Natural extract with active ingredients
Research has been carried out on numerous plants in order to determine if they can be a source of antioxidants and potentially become future medicines. In this way it has been shown that curcumin, the principal pigment of curcuma (Curcuma longa) possesses antioxidant properties. In practice, the researchers work on natural extracts and develop tools in order to test the antioxidant effects of these natural extracts and to establish a precise profile of their mode of action.

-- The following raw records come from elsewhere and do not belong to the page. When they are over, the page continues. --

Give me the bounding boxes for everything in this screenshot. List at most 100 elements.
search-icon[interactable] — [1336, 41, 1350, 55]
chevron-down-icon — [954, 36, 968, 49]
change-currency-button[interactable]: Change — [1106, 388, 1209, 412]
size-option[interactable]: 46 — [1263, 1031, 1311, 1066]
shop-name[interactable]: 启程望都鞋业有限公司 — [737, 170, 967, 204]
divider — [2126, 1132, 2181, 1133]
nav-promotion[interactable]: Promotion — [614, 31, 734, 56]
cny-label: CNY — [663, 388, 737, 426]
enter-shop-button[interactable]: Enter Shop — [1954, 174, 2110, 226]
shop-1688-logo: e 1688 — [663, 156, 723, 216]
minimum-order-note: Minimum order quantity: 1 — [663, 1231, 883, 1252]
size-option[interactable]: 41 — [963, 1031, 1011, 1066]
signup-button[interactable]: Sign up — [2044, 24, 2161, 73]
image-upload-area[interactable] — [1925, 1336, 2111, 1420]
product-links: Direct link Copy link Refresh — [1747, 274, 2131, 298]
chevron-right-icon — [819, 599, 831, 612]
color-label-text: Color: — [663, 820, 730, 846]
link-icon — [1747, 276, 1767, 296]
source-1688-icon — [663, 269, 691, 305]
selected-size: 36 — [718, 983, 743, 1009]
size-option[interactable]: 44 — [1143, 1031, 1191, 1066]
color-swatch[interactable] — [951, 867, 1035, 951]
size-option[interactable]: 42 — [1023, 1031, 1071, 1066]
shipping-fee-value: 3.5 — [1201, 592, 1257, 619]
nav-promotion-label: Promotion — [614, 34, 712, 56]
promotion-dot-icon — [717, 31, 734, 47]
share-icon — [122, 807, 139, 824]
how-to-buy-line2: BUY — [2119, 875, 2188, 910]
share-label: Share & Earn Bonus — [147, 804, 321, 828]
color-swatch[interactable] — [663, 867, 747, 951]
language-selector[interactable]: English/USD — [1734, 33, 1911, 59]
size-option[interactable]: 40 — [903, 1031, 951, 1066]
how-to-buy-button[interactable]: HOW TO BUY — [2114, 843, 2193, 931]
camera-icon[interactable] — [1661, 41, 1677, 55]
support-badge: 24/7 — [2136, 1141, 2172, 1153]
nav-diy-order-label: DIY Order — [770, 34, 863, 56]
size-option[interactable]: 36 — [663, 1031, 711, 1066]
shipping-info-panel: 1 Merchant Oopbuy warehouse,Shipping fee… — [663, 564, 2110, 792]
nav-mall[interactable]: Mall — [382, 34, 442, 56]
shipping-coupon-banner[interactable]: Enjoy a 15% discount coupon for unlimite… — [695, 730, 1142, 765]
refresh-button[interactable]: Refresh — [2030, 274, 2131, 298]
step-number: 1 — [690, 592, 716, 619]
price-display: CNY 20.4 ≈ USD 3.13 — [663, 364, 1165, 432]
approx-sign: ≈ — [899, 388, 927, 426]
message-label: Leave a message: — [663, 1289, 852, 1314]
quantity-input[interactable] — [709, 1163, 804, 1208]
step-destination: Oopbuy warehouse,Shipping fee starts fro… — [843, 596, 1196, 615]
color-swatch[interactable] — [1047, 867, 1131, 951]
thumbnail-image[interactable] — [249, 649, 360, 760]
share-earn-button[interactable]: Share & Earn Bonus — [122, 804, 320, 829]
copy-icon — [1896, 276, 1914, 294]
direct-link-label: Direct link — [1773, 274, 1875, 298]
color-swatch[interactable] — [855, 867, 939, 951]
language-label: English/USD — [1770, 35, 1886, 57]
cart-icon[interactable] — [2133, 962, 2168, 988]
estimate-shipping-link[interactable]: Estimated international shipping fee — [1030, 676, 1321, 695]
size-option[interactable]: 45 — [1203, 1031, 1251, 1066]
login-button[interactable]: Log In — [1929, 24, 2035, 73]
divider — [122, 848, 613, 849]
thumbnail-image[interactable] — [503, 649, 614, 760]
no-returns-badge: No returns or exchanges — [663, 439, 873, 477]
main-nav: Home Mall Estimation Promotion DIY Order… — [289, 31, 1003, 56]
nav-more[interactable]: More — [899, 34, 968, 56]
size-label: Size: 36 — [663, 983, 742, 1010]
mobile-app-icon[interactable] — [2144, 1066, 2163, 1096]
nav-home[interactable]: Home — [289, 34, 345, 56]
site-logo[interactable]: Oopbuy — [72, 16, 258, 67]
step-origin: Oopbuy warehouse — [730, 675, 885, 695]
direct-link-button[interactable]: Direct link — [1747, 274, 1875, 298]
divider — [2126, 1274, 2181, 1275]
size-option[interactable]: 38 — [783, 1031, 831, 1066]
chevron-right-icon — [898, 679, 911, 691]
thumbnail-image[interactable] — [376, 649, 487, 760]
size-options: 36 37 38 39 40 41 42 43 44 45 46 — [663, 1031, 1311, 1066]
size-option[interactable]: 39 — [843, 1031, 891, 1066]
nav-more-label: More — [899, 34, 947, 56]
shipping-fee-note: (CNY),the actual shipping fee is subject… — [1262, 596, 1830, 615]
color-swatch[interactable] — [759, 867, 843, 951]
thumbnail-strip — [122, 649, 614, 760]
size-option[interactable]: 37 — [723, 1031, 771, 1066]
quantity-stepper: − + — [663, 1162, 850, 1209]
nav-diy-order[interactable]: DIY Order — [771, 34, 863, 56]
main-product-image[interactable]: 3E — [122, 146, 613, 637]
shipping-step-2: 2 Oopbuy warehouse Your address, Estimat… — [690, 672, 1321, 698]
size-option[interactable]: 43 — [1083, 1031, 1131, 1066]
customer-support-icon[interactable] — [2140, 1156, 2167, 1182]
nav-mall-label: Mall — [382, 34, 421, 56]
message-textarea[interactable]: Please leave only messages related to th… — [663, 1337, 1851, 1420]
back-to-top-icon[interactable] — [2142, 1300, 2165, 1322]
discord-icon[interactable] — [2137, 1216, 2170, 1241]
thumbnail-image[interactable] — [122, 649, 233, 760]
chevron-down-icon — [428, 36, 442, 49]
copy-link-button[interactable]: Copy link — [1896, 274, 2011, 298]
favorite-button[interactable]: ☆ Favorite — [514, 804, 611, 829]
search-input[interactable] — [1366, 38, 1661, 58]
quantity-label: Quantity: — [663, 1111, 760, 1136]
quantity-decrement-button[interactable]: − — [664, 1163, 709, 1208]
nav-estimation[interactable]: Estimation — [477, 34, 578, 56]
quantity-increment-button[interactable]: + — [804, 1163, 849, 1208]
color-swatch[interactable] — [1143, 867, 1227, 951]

In the study which has just been published, the antioxidant profile of the passion fruit (Passiflora edulis and Passiflora alata) has been established and demonstrated by techniques which make a distinction between the capacity of the extracts from passion fruit to neutralize the oxidizing species and their capacity to reduce the activity of the enzymes that produce these oxidizing species. Very common in Brazil, the passion fruit has shown itself to be an interesting source of antioxidants which are active on the oxidizing enzymes.
(1) Evaluation of the antioxydant activity of passion fruit (Passiflora edulis and Passiflora alata) extracts on stimulated neutrophils and myeloperoxidase activity assays. Maria Luiza Zeraik, Didier Serteyn, Ginette Deby-Dupont, Jean-Noël Wauters, Monique Tits, Janete H. Yariwake, Luc Angenot, Thierry Franck. Food Chemistry, Elsevier, 2011.